Climate change and extreme weather. Climate change has brought about extreme heat waves, severe storms, and cyclones in the region. These events have serious implications for water infrastructure, including reservoirs, dams, and desalination plants.
Sea level rise. In the long term, rising sea levels are threatening coastal water infrastructure, such as desalination plants and water treatment plants. Seawater intrusion into groundwater aquifers and coastal river outlets is also a growing concern.
Impact on water demand. Rising temperatures increase evapotranspiration rates, leading to higher water demands in agriculture and urban areas. Population growth will inflate future urban water consumption, particularly in rapidly growing cities.
Overall, the MENA region faces a multifaceted water crisis that is exacerbated by climate change.
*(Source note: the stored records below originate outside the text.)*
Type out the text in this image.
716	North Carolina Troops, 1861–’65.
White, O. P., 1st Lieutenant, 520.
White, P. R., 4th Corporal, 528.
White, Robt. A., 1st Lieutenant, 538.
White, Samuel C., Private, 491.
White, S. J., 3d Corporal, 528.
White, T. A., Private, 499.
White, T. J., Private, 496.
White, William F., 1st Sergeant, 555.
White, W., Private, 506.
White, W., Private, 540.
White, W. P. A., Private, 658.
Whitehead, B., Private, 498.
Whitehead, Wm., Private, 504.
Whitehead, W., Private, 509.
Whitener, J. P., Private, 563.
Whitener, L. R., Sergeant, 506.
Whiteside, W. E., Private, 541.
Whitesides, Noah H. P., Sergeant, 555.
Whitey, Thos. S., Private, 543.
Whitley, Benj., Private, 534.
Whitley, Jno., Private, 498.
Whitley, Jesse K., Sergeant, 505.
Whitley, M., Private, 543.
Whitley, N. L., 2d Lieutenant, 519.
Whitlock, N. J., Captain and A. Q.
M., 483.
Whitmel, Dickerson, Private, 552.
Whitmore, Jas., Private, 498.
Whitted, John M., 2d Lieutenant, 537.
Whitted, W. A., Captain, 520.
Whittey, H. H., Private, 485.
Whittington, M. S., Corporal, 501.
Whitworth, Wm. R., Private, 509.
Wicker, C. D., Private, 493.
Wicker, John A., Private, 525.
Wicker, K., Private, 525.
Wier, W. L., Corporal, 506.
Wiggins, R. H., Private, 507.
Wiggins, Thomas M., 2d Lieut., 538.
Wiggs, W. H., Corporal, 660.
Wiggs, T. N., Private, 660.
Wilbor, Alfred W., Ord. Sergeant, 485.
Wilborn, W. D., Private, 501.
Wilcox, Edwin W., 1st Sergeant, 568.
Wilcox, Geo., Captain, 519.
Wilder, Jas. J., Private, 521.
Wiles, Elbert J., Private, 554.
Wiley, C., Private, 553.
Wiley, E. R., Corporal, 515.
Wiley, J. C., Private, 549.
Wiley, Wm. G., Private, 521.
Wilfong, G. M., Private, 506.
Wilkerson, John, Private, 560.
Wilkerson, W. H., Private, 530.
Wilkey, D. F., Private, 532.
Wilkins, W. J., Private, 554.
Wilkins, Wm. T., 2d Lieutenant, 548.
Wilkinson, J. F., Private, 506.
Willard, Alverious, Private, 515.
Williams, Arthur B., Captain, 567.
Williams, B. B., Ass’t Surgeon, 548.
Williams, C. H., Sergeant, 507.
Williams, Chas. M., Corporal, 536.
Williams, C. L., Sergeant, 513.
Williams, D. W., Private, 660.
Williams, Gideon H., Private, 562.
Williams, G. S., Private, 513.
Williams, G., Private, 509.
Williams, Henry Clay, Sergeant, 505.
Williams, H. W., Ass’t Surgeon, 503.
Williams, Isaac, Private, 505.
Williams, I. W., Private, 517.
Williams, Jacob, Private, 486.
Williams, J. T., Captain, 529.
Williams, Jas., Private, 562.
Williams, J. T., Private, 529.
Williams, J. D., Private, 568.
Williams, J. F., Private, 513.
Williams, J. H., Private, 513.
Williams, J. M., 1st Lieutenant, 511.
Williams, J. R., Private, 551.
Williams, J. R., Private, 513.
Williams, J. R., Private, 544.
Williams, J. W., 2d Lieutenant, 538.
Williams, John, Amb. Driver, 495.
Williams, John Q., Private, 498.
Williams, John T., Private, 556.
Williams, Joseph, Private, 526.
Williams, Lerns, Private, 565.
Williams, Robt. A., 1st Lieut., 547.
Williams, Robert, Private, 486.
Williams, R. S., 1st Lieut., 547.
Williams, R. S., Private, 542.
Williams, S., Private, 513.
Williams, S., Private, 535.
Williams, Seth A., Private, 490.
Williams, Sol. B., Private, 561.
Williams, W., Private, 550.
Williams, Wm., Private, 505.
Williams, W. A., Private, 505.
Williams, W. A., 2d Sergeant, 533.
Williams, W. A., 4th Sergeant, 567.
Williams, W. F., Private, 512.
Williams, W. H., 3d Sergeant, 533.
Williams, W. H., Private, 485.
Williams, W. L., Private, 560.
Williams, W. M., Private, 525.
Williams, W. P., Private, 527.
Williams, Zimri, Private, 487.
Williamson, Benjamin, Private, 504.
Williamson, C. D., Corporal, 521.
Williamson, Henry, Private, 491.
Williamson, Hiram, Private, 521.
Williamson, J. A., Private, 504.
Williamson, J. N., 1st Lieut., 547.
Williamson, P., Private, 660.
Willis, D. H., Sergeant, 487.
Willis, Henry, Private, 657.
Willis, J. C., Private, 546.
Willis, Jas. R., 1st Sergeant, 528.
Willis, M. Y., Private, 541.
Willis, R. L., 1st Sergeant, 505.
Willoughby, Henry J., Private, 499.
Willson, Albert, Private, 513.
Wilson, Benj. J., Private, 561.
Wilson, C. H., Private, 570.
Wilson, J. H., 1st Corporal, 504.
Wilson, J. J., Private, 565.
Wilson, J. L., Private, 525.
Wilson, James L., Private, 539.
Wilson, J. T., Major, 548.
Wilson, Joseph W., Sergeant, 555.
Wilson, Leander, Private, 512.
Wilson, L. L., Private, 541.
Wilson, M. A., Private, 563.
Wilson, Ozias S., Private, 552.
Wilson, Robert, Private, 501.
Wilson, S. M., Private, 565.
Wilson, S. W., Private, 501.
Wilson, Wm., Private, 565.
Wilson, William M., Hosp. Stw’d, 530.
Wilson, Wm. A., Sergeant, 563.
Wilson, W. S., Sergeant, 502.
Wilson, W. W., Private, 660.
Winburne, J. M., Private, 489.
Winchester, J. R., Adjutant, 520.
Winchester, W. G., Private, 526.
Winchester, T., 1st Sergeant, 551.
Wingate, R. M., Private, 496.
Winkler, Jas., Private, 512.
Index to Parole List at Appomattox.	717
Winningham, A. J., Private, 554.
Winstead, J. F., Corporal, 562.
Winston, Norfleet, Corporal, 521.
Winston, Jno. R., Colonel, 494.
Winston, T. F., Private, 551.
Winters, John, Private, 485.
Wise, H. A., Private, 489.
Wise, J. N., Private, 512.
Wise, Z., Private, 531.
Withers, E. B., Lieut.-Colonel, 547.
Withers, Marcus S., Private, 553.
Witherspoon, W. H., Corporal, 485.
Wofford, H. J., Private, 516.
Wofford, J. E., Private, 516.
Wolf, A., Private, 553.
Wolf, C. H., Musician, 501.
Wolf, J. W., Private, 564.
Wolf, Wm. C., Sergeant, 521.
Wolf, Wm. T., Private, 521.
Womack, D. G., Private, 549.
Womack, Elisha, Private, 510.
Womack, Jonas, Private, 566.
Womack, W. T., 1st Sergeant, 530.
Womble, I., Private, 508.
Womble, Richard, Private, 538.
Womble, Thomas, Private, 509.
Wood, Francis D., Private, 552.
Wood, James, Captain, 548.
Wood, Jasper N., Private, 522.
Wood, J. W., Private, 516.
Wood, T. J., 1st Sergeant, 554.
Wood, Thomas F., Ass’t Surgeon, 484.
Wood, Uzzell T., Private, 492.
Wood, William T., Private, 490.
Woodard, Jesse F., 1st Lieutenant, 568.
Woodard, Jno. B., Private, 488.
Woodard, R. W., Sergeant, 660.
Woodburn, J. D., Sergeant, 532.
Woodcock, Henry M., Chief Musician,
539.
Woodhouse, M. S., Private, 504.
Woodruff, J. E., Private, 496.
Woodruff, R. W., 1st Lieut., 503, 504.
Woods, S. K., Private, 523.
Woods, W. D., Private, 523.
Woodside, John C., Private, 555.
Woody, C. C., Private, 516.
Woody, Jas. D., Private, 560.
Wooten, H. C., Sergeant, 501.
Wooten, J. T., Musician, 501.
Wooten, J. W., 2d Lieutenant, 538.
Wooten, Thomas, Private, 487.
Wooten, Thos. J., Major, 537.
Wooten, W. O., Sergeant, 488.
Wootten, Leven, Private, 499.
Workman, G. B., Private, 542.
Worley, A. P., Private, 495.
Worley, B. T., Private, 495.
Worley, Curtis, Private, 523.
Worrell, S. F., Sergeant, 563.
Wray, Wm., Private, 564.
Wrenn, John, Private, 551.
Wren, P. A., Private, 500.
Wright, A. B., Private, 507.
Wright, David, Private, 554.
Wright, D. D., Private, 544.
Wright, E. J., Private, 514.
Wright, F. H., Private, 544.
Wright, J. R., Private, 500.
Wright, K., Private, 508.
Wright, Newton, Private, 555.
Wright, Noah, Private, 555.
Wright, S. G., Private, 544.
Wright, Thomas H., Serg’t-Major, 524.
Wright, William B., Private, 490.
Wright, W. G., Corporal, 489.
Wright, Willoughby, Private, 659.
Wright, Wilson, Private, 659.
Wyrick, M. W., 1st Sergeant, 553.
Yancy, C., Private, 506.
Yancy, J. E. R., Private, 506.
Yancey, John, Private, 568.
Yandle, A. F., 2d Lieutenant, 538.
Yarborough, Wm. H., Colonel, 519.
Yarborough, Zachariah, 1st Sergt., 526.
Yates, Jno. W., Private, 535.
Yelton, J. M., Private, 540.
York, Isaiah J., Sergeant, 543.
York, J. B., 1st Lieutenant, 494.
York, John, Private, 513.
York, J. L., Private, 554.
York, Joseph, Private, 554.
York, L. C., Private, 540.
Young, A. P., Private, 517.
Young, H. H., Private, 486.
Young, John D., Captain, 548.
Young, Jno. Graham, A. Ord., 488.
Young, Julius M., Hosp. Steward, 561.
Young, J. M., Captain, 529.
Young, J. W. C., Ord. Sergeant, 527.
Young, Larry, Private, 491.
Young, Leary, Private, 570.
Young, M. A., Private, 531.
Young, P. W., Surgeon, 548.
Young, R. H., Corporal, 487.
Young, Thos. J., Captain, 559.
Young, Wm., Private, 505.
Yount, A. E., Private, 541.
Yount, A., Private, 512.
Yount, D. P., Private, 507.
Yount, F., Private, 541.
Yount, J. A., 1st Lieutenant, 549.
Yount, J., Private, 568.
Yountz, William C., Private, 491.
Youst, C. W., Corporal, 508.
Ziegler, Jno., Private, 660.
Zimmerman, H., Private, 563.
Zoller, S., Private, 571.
Desalination has provided some reprieve to the region’s water deficit, but it comes with its own set of environmental and economic challenges. Transboundary water disputes, groundwater depletion, and the vulnerability of water infrastructure to extreme weather events are pressing issues that require urgent attention. As the region grapples with these complex challenges, addressing water scarcity and improving water management will be immensely important for ensuring the stability, sustainability, and the well-being of its populations in the face of a changing climate.